The “guilt by association” fallacy

This actually overlaps with the alternate use fallacy. It comes up when something is found in something else that’s bad for you, and so you ascribe some of the “guilt” of that other thing to the ingredient. Caryophyllene is a constituent of marijuana. It’s also found in ginger. It doesn’t mean you’re a dope fiend if you like ginger, because caryophyllene is not the active ingredient in marijuana. Likewise with all those turpentine constituents.

The “related to” fallacy

Whether a chemical is life giving or dangerous depends on its structure, and small changes in the structure can have huge effects. You’ll sometimes hear scare stories about a common food component that is “in the same family as,” or “related to,” or “a precursor of” something that we’re sure is bad. Don’t be scared.

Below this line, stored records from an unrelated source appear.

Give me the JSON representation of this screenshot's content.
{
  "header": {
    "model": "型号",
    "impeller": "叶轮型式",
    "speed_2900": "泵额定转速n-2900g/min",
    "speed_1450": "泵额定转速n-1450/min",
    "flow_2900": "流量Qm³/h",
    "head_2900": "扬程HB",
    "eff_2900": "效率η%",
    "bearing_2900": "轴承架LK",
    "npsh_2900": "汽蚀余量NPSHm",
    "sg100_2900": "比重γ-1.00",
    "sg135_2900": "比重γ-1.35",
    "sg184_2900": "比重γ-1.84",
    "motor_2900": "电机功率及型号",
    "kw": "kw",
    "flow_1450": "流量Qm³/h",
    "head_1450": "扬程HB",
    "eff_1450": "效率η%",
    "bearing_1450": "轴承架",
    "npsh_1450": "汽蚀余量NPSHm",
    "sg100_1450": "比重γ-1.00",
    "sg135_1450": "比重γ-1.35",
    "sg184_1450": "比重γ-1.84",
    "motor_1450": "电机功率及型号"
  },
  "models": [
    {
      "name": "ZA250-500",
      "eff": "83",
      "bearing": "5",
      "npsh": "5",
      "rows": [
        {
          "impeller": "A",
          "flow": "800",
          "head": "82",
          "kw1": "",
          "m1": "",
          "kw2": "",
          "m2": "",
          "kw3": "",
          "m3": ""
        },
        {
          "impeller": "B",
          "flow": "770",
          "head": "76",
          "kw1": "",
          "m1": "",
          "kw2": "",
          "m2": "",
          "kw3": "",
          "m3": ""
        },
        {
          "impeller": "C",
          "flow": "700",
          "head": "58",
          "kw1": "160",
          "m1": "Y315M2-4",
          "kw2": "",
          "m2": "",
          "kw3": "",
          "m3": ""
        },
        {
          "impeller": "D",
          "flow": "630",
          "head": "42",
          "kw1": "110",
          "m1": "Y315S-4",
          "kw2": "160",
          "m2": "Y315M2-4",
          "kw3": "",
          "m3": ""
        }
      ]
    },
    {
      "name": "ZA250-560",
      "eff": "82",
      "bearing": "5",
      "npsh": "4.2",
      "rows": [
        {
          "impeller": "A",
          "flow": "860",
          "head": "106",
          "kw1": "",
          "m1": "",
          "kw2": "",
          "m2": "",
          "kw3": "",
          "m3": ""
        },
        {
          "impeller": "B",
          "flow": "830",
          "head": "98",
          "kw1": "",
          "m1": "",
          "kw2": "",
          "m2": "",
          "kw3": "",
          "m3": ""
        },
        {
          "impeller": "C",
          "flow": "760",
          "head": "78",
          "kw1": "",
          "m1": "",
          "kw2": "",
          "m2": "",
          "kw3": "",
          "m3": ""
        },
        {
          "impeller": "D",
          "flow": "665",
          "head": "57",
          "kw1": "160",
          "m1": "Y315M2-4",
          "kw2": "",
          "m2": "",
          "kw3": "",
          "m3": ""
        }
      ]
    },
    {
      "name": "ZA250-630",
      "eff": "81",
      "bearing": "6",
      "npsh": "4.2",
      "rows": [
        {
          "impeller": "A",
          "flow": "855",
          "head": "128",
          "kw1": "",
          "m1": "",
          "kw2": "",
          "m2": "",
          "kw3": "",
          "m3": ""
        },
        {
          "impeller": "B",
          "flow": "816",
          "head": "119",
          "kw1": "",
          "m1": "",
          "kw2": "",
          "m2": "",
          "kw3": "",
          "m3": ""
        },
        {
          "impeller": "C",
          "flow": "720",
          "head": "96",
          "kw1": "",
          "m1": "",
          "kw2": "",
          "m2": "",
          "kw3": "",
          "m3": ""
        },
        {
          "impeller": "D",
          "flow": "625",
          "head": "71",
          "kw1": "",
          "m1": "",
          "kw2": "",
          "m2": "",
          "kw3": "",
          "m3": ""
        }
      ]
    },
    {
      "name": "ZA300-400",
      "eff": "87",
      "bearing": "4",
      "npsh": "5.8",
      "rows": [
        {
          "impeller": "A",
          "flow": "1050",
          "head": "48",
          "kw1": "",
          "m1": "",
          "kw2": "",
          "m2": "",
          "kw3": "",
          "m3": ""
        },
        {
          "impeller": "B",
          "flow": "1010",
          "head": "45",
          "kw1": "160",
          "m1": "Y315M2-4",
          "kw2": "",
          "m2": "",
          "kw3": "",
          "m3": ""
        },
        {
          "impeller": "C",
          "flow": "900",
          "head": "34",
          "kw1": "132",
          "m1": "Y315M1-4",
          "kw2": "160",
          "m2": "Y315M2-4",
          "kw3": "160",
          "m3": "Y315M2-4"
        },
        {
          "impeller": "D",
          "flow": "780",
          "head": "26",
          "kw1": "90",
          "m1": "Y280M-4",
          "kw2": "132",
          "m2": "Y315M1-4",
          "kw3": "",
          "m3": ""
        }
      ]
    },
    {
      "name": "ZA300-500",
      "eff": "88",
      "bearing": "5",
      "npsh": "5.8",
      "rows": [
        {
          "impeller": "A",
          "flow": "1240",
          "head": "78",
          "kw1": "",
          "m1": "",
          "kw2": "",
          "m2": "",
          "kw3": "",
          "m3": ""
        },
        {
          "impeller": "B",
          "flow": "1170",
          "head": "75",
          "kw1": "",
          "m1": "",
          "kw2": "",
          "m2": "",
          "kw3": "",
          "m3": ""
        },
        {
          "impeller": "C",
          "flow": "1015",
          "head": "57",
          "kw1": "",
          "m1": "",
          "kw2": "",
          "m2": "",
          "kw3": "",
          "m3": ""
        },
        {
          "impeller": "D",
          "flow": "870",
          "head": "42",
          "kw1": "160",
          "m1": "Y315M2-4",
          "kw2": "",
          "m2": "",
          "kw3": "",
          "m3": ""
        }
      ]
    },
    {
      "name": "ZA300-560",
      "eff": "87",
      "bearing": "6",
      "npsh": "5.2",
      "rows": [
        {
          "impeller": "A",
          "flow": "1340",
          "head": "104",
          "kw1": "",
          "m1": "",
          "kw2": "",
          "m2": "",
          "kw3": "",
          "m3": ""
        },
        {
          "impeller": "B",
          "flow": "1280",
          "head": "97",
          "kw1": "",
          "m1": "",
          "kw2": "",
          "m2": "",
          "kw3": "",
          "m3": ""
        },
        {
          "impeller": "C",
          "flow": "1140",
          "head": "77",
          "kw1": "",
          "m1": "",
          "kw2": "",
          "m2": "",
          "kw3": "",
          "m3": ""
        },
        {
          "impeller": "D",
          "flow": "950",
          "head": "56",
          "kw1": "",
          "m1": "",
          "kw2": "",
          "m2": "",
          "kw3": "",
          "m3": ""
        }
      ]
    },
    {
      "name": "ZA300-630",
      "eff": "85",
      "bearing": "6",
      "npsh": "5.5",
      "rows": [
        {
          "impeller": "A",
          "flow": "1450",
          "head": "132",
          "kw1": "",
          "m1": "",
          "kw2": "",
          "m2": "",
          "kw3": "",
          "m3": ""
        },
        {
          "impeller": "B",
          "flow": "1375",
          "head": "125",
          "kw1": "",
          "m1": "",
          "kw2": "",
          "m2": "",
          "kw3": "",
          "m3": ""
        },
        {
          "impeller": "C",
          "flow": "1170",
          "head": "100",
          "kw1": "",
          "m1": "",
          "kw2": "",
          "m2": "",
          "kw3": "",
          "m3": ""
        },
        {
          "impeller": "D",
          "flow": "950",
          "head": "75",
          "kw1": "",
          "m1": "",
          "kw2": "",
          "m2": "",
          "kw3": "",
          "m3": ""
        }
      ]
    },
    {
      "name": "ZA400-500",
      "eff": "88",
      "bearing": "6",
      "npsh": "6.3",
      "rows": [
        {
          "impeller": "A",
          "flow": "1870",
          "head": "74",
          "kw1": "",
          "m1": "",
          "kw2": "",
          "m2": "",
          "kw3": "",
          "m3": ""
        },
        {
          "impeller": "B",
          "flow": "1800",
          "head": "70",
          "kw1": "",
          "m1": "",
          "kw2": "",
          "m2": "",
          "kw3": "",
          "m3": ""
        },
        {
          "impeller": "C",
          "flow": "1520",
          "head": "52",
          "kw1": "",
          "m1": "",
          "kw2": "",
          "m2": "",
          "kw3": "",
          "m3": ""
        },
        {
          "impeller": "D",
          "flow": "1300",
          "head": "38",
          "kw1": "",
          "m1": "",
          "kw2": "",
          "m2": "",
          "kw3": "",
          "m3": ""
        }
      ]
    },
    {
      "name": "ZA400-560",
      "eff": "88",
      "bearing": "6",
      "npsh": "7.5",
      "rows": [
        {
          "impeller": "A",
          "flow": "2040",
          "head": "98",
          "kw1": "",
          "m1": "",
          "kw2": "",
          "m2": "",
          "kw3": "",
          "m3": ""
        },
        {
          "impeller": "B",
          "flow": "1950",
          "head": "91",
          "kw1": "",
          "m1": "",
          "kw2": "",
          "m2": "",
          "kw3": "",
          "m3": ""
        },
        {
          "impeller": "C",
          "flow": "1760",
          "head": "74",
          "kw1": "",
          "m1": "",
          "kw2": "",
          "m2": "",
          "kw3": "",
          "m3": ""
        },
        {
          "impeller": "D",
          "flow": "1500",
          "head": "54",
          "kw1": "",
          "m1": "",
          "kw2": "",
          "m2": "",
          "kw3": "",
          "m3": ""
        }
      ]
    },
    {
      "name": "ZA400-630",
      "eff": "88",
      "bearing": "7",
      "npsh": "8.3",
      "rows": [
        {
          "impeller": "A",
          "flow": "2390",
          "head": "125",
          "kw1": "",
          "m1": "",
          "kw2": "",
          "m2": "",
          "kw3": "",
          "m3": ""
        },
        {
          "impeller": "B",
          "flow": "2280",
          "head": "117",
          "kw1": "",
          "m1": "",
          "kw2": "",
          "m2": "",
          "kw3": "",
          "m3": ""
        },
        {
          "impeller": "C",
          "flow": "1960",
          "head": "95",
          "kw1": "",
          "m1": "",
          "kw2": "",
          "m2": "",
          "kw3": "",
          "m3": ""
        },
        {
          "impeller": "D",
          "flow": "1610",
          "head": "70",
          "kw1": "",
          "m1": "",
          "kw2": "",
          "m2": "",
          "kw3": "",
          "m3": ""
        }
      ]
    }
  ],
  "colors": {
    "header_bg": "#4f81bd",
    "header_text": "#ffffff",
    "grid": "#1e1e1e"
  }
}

Just because something shares some structural components with a "bad" chemical, doesn’t mean it would have the same effect within your body. Some of the worst poisons work because they are very similar to compounds that are found naturally within the body. Take a naturally occurring molecule, change a single atom, and you can get a deadly poison. It will almost fit the molecular machinery, but not quite, and so will gum up the works. If making such a small change can have such a drastic effect, you can be sure that looking at similar structures doesn’t mean anything about how healthy or unhealthy a molecule is for us.

Please understand that I’m not saying that you shouldn’t be concerned about what you eat, but working from a position of knowledge is always better than working from a position of ignorance. If you’re concerned about “unnatural” compounds in your food supply, be aware that anything that comes in a box or a bag is necessarily suspect. You’d better like cooking, and you’d better learn to like vegetables, because you’re probably not getting enough, and the health effects of that will more than swamp any purported effects of the scary-sounding-chemical-of-the-week.

Oh yeah, I promised a recipe. We don't have an espresso machine, so I made this with coffee. Technically speaking, that makes it a pumpkin spice cafe au lait, but let's not quibble.

Combine the spices above. If they're whole (which I much prefer for longevity) put in a grinder and blend well. Store the mixture in an airtight, opaque container.

When it's time to perform your morning coffee ritual, make 12 ozs of coffee. Stir about 1/8th teaspoon of the spice mixture into 4 ozs of milk (I use 2%). Heat for 30 seconds in the microwave. You just want to get it warm.

For best results heat the milk first so theres some time for extraction of those yummy yummy pesticides to take place.

Then pour the milk into the coffee through a fine mesh tea strainer to catch any bigger chunks of spice your blending my have missed. Sweeten to taste and in any way you see fit. I won't judge.